Clone Digger

 discovers duplicate code in Python and Java

Overview

Clone Digger aimed to detect similar code in Python and Java programs. The synonyms for the term "similar code" are "clone" and "duplicate code".

What is software clone?
Two continuous fragments of code form clone if they are similar enough.

Why is it important to detect clones?
The presence of clones can increase maintenance cost of the code. Detected clones can be refactored or just kept in mind.

Why should I use Clone Digger to detect clones?
There are several clone detection tools, they are listed here.
The benefits of Clone Digger are:

  • Variety of handled clone types. Strictly speaking, a pair of sequences of statements is considered a clone if one sequence can be obtained from the other by replacing some small subexpressions. Particularly, changes of variable and function names and constants are allowed.
  • It's free (provided under the GPL license).
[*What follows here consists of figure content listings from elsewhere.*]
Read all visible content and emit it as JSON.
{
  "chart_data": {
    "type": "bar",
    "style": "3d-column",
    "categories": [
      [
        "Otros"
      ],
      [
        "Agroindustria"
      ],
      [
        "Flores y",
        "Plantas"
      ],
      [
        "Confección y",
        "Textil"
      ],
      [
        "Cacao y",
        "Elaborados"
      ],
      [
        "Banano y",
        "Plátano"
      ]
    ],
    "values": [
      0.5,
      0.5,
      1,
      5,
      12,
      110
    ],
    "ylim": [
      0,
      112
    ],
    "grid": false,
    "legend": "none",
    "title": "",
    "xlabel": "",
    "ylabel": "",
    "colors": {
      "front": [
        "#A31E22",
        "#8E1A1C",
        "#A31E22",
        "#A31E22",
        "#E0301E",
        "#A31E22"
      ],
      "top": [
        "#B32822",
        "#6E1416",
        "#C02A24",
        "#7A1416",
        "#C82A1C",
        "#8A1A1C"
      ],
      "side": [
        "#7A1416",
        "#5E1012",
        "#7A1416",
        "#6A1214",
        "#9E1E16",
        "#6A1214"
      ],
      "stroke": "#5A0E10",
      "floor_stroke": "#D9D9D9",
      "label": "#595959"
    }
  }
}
Clone Digger uses complex algorithm of finding duplicate code, consisting of several phases. The principles can be found in the paper "Duplicate code detection using anti-unification".

How to use Clone Digger?
All allowed arguments are listed here.
In general, the process of finding clones can be compared to sieving. You should choose middle size of the mesh in order to find something interesting. There are two dimensions of the mesh in Clone Digger: the minimal size of clones (set by --length-threshold parameter) and the maximum distance between sequences, which are reported as clones (set by --distance-threshold).

Happy searching!